Debo acercarme cuanto pueda, o cuanto me permitan los artilleros del João VI. Conservarme a distancia de tiro de fusil ya no sirve. A veces, mis fusileros tienen al bergantín bien visible, sobre la cresta de una enorme ola verdosa; pero no hay tiempo de apuntar —menos todavía de apretar los gatillos— porque en segundos la Intrépida, deslizándose por la concavidad de otra ola, queda con su horizonte cerrado, como un paseante perdido entre montañas, con la extraña sensación de ser el único barco en medio del océano.

Volvemos a divisar al bergantín y está tan cerca —un tiro de pistola, o menos— que observo, entre cabeceos y bandazos, parte de su cubierta, por donde corren de un punto al otro los oficiales, espada en mano, azuzando a los artilleros que nos tienen en sus miras, con las mechas encendidas.

Todavía no comienza el combate franco, y cuando esto ocurra, temo que mi barco lleve la parte peor. Me acerco a proa, donde Simbad gira su pieza, sin disponer de ángulo propicio, maldiciendo como un cazador al que se le vuela la presa. Todos fiamos en el corpulento artillero la suerte de estos primeros minutos. Un desgarrón en las gavias del bergantín, un reventón de sus obenques y estays, eso, nada más, y ya habríamos ganado los golpes iniciales. «¡Fuego a discreción, señor Oakway, fuego, por su vida!», le grito, con la esperanza de que esa arma potente infunda respeto al artero portugués. Atruena el Long Tom y responde, simultáneamente, el bergantín, rodándonos con una andanada de su batería de estribor. El humo nos ciega y el oleaje torna a escondernos en un valle profundo, privándonos de abrir fuego de fusilería. «¡Averías a popa!», me informa Kingsbury. Acudo allí y compruebo las consecuencias del impacto: la botavara del mesana golpeada, el mástil tambaleando, la amurada de la aleta de estribor con un boquete regular, convertidas en astillas letales sus maderas; y revolcándose sobre cubierta, con el cuello y la garganta flagelados por las astillas, un marinero manchado de sangre, con pegotes de la arena que los grumetes esparcieron para evitar resbalones.

«¡Es Dickinson!», aúlla alguien.

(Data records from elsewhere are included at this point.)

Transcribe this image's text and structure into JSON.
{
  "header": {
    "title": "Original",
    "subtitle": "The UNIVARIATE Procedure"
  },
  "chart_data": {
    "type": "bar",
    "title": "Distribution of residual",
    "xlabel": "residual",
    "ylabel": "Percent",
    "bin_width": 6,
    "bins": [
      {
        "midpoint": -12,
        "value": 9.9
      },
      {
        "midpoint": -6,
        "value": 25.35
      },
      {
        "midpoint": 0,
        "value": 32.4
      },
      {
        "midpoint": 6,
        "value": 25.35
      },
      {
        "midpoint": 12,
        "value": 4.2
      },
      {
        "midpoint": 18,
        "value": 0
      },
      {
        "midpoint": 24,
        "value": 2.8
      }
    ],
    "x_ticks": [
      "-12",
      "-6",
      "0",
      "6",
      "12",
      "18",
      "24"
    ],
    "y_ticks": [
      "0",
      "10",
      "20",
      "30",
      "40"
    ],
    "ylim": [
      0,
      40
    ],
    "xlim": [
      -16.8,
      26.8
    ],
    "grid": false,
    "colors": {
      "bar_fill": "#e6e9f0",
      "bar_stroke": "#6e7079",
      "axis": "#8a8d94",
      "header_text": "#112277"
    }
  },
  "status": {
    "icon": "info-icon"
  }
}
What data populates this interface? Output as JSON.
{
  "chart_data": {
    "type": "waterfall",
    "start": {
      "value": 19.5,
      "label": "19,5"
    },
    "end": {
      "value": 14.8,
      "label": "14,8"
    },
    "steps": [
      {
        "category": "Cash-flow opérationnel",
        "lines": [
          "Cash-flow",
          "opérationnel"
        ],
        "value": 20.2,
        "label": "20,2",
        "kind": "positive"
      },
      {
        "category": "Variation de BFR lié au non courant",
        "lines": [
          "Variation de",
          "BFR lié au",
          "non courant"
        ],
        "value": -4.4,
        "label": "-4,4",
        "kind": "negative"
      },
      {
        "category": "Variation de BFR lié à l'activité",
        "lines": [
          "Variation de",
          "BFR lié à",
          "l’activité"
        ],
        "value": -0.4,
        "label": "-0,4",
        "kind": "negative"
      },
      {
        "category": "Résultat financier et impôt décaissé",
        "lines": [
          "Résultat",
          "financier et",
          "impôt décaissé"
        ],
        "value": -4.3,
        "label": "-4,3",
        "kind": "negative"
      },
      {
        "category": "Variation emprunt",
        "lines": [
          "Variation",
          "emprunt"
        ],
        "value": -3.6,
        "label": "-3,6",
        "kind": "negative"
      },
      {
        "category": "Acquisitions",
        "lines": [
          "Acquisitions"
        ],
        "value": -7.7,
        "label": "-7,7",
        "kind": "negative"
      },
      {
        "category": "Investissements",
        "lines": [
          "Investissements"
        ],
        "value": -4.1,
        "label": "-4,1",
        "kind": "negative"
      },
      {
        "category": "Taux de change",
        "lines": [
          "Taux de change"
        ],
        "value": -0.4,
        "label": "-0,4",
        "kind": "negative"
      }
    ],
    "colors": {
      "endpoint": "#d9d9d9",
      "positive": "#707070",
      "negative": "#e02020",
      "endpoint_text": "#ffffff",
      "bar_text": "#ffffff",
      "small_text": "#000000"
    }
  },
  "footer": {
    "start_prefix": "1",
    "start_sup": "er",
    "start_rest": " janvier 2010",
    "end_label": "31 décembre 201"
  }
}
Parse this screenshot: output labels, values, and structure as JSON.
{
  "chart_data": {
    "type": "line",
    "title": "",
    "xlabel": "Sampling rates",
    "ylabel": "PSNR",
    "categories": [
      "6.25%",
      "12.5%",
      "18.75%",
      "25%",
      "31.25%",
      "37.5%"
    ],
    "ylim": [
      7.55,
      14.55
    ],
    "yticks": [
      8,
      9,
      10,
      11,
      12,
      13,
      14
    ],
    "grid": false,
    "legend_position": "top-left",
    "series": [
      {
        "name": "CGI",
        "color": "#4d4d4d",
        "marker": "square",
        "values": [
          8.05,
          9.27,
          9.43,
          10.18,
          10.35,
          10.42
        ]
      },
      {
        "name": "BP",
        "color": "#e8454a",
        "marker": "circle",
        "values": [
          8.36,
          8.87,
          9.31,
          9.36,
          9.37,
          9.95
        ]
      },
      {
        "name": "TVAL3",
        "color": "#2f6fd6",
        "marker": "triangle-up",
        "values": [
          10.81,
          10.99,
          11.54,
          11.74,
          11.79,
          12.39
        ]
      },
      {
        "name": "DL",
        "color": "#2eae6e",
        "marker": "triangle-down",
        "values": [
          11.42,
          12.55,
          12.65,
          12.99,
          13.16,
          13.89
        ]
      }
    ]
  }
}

Me acerco, reclamo la presencia del cirujano Hill. El infortunado Henry Dickinson jadea, ya sin voz, moviendo los ojos desorbitados y tratando de contener con sus manos la sangre de sus desgarraduras. En medio del humo y del olor de la pólvora, Hill, hincado sobre la arena sanguinolenta, conserva los nervios templados y atiende a Dickinson. Por los movimientos negativos de la cabeza del cirujano, advierto el desenlace; casi enseguida, Hill se incorpora, con sangre en las manos y en los antebrazos, sin decir palabra: Dickinson ha dejado de respirar. Como fogonazo pasa por mi memoria el relato de Patrick Donagall cuando lo hirieron en el barco de Leech, y se detiene en aquel animal que llaman carpincho, cazado a flechazos por los indios del Plata. «Así, como carpincho cosido por las flechas», decía Patrick, «quedamos cuando las astillas nos eligen de blanco. ¡Las muy putas!». Al mismo tiempo, oigo la voz de Ben Gage: «¡El mesana! ¡Su carlinga, otra vez! ¡Y con este mar!». Un vistazo me basta para saber que el mástil, bamboleándose como un borracho, reducirá la capacidad de maniobra a la mitad; y el João VI quedará dueño de la situación, si antes el viento no barre gran parte de nuestro aparejo.